We partied on the beaches and gravel pits, anywhere we Vancouver Island kids could host a party.
But I was bored. I felt that there had to be more to life than what I was living.
I lived with my family on a hobby farm in the bush on a private dead end dirt road. A handful of other farms around us, but one wouldn't know it. The silence and privacy of this area was what attracted us all here.
I was an early riser (I know, not typical of a teenager) I was up by 7am every day, my routine was breakfast and then I would head outside to tend to the animals.
However, this one particular morning was different. There was a fog that blanketed the fields and the bush (Not rare for the island, but it felt different) the sun was trying to pierce it without success.
The air was quiet, no sound and not even a breeze. No sound of birds, mountain lions or even wolves on this morning, nothing but silence. So I decided to go for a walk through our bush along the trails that we made years before.
I entered the darkness and walked until I got to a clearing. I felt as if I had entered another dimension, another world. I have been here many times before, but this time it felt as if I was there for the first time.
I looked around; it was familiar, yet unfamiliar. I looked up past the towering trees; the fog thickened hiding the tops from my view. As I looked up, peace enveloped me and seemed to reach deep into my soul, I stood still, stretching my arms up and taking in whatever and everything I could of this strange but renewing sensation.
I opened myself up, letting go of all of life’s baggage and I opened my ears to hear something—anything. But there was not a sound, as a matter of fact the silence was overpowering, it was so quiet that I could hear my pulse beating.
I’m not sure how long I stood there, but when I brought my arms down and made my way out of the bush I felt like a new creation, as if all of the worlds problems had been washed away.

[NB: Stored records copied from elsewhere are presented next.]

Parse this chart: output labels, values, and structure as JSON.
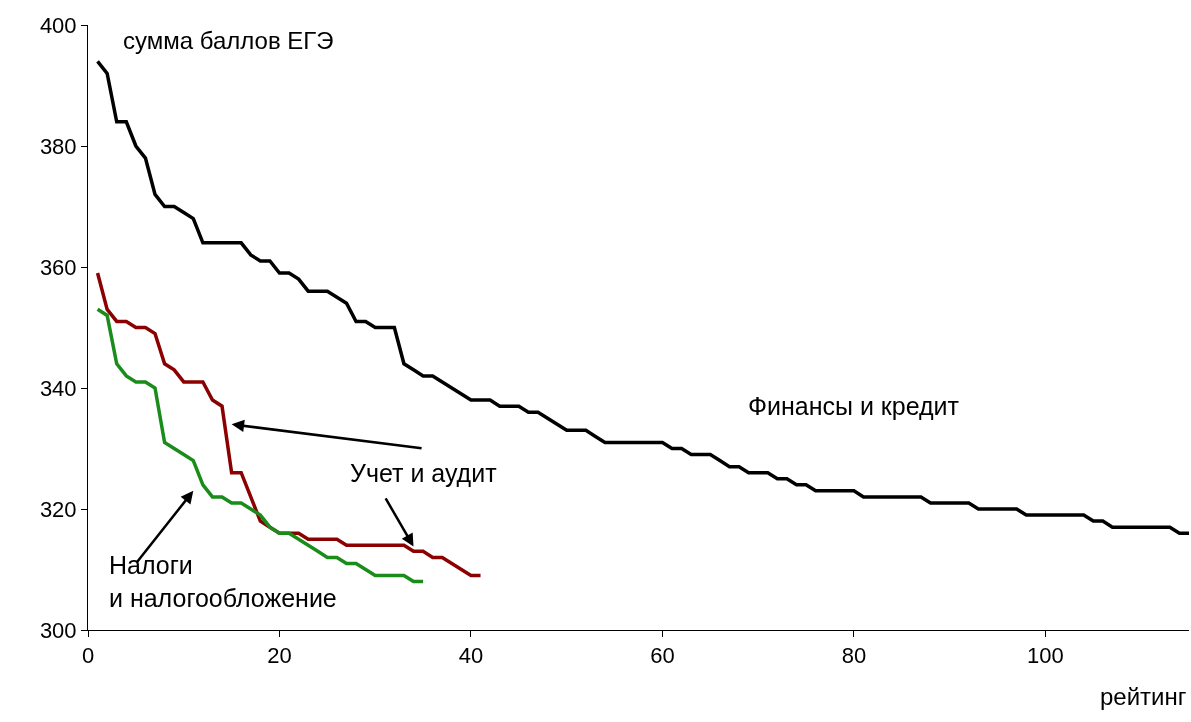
{
  "chart_data": {
    "type": "line",
    "ylabel": "сумма баллов ЕГЭ",
    "xlabel": "рейтинг",
    "xlim": [
      0,
      115
    ],
    "xticks": [
      0,
      20,
      40,
      60,
      80,
      100
    ],
    "ylim": [
      300,
      400
    ],
    "yticks": [
      300,
      320,
      340,
      360,
      380,
      400
    ],
    "grid": false,
    "legend": false,
    "marker": "none",
    "line_style": "solid",
    "series": [
      {
        "name": "Финансы и кредит",
        "color": "#000000",
        "x": [
          1,
          2,
          3,
          4,
          5,
          6,
          7,
          8,
          9,
          10,
          11,
          12,
          13,
          14,
          15,
          16,
          17,
          18,
          19,
          20,
          21,
          22,
          23,
          24,
          25,
          26,
          27,
          28,
          29,
          30,
          31,
          32,
          33,
          34,
          35,
          36,
          37,
          38,
          39,
          40,
          41,
          42,
          43,
          44,
          45,
          46,
          47,
          48,
          49,
          50,
          51,
          52,
          53,
          54,
          55,
          56,
          57,
          58,
          59,
          60,
          61,
          62,
          63,
          64,
          65,
          66,
          67,
          68,
          69,
          70,
          71,
          72,
          73,
          74,
          75,
          76,
          77,
          78,
          79,
          80,
          81,
          82,
          83,
          84,
          85,
          86,
          87,
          88,
          89,
          90,
          91,
          92,
          93,
          94,
          95,
          96,
          97,
          98,
          99,
          100,
          101,
          102,
          103,
          104,
          105,
          106,
          107,
          108,
          109,
          110,
          111,
          112,
          113,
          114,
          115
        ],
        "values": [
          394,
          392,
          384,
          384,
          380,
          378,
          372,
          370,
          370,
          369,
          368,
          364,
          364,
          364,
          364,
          364,
          362,
          361,
          361,
          359,
          359,
          358,
          356,
          356,
          356,
          355,
          354,
          351,
          351,
          350,
          350,
          350,
          344,
          343,
          342,
          342,
          341,
          340,
          339,
          338,
          338,
          338,
          337,
          337,
          337,
          336,
          336,
          335,
          334,
          333,
          333,
          333,
          332,
          331,
          331,
          331,
          331,
          331,
          331,
          331,
          330,
          330,
          329,
          329,
          329,
          328,
          327,
          327,
          326,
          326,
          326,
          325,
          325,
          324,
          324,
          323,
          323,
          323,
          323,
          323,
          322,
          322,
          322,
          322,
          322,
          322,
          322,
          321,
          321,
          321,
          321,
          321,
          320,
          320,
          320,
          320,
          320,
          319,
          319,
          319,
          319,
          319,
          319,
          319,
          318,
          318,
          317,
          317,
          317,
          317,
          317,
          317,
          317,
          316,
          316
        ]
      },
      {
        "name": "Учет и аудит",
        "color": "#8b0000",
        "x": [
          1,
          2,
          3,
          4,
          5,
          6,
          7,
          8,
          9,
          10,
          11,
          12,
          13,
          14,
          15,
          16,
          17,
          18,
          19,
          20,
          21,
          22,
          23,
          24,
          25,
          26,
          27,
          28,
          29,
          30,
          31,
          32,
          33,
          34,
          35,
          36,
          37,
          38,
          39,
          40,
          41
        ],
        "values": [
          359,
          353,
          351,
          351,
          350,
          350,
          349,
          344,
          343,
          341,
          341,
          341,
          338,
          337,
          326,
          326,
          322,
          318,
          317,
          316,
          316,
          316,
          315,
          315,
          315,
          315,
          314,
          314,
          314,
          314,
          314,
          314,
          314,
          313,
          313,
          312,
          312,
          311,
          310,
          309,
          309
        ]
      },
      {
        "name": "Налоги\nи налогообложение",
        "color": "#1a8c1a",
        "x": [
          1,
          2,
          3,
          4,
          5,
          6,
          7,
          8,
          9,
          10,
          11,
          12,
          13,
          14,
          15,
          16,
          17,
          18,
          19,
          20,
          21,
          22,
          23,
          24,
          25,
          26,
          27,
          28,
          29,
          30,
          31,
          32,
          33,
          34,
          35
        ],
        "values": [
          353,
          352,
          344,
          342,
          341,
          341,
          340,
          331,
          330,
          329,
          328,
          324,
          322,
          322,
          321,
          321,
          320,
          319,
          317,
          316,
          316,
          315,
          314,
          313,
          312,
          312,
          311,
          311,
          310,
          309,
          309,
          309,
          309,
          308,
          308
        ]
      }
    ]
  }
}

The sun broke through the fog and the birds began to sing once again. The cool air warmed and I could feel the sun energize my body. I walked back to the house feeling as if I had a new purpose in life. I wasn't sure what it was, and yet and it didn't matter. All that mattered to me was that I knew, for the first time in a long time that I was going to be OK. I was happy once again.
One needs to take time for oneself. To go somewhere where there are no distractions, just you and nature. A place where you can stand still and listen, and take in whatever you can, a place to rejuvenate your mind, body, soul and spirit; a special place where it is you and only you, no one and nothing else. Your Utopia.